The first step is translating the legal knowledge into a formal representation flexible enough to support and simulate a variety of scenarios.

Problem

• Given: Computational rules
• What: Optimise a target quantity while respecting the rules and given a number of open variables
• Why: Reuse existing knowledge base to offer new services
• How: Decoupling procedural knowledge and the knowledge in the rules

Technique: SMT

We will use techniques from constraint satisfaction, a declarative framework for modelling problems without the need to provide the steps towards the solution. Different paradigms exist: (1) Boolean satisfiability, (2) Constraint programming (CP), and (3) Satisfiability modulo theory (SMT).
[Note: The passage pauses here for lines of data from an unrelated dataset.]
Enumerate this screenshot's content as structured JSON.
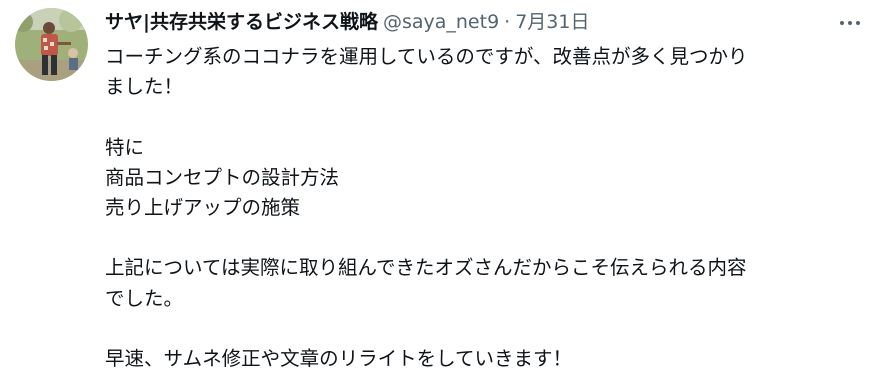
{
  "tweet": {
    "author": {
      "display_name": "サヤ|共存共栄するビジネス戦略",
      "handle": "@saya_net9",
      "avatar": "profile-photo"
    },
    "separator": "·",
    "date": "7月31日",
    "more_icon": "more-horizontal-icon",
    "paragraphs": [
      [
        "コーチング系のココナラを運用しているのですが、改善点が多く見つかり",
        "ました！"
      ],
      [
        "特に",
        "商品コンセプトの設計方法",
        "売り上げアップの施策"
      ],
      [
        "上記については実際に取り組んできたオズさんだからこそ伝えられる内容",
        "でした。"
      ],
      [
        "早速、サムネ修正や文章のリライトをしていきます！"
      ]
    ]
  }
}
To solve financial models, we use SMT. However, a problem is that typically there are no multiple multiplications between variables. Most common solvers are designed for Linear programming, Integer Linear Programming, or mixed-integer programming. All of these assume linear constraints.

The computation rules generated for our financial models contain structures like:

constraint Var1 = (Var2 * 23) div 100;
constraint Var3 = Var1 * Var4;

This is a non-linear computation that is diffcult to optimise in theory. However, there are lots of solvable problems in practice. One reason to choose SMT over CP is that CP-tools like MiniZinc need to linearize approximately and derive new bounds. We found only the solver SCIP with support for nonlinear constraints but it fails to propagate the boundaries because our financial models have too many nonlinear interactions.

A SMT-solver like Z3 has a dedicated solver for non-linear constraints and can deal with our models. Additionally, Z3 has native support for real numbers and has support for many programming structures because of its applications in program verification.

Optimisation

One of the goals of financial modeling is to optimize a number of parameters to minimize or maximize a certain value (e.g. reduce taxes). We support:

• Maximization, for example: $maximize\ income$
• Minimization, for example: $minimize\ cost$
• Reach target, for example: $minimize |value_{desired} - value_{possible}|$

Unfortunately, there is no support for optimising a target value. But for the financial models use here, we foresee a custom method that is based on binary search and takes into account the difference between SAT and UNSAT.

Often, there is no one best solution to minimize a target value. In such cases we are interested in finding a pareto front that expresses the trade-off between various parameters.

Machine Learning

The payroll optimisation task is performed on an individual employee basis. This can be an expensive task for a company of many thousands of employees. To overcome this issue, we can improve the efficiency of the optimisation step by using the solutions from previous calculations to provide a better initial point for the optimisation procedure. Though very few employees would share the identical characteristics, many employees would be similar which could give us a good estimate of the range for the optimal target value.

Remembering the optimal solutions for all previously solved cases is not a feasible strategy. Therefore, we will use machine learning to discover the relationship between the subset of input values of the individuals and the optimal payroll target and use the predicted value as an initial value during optimisation.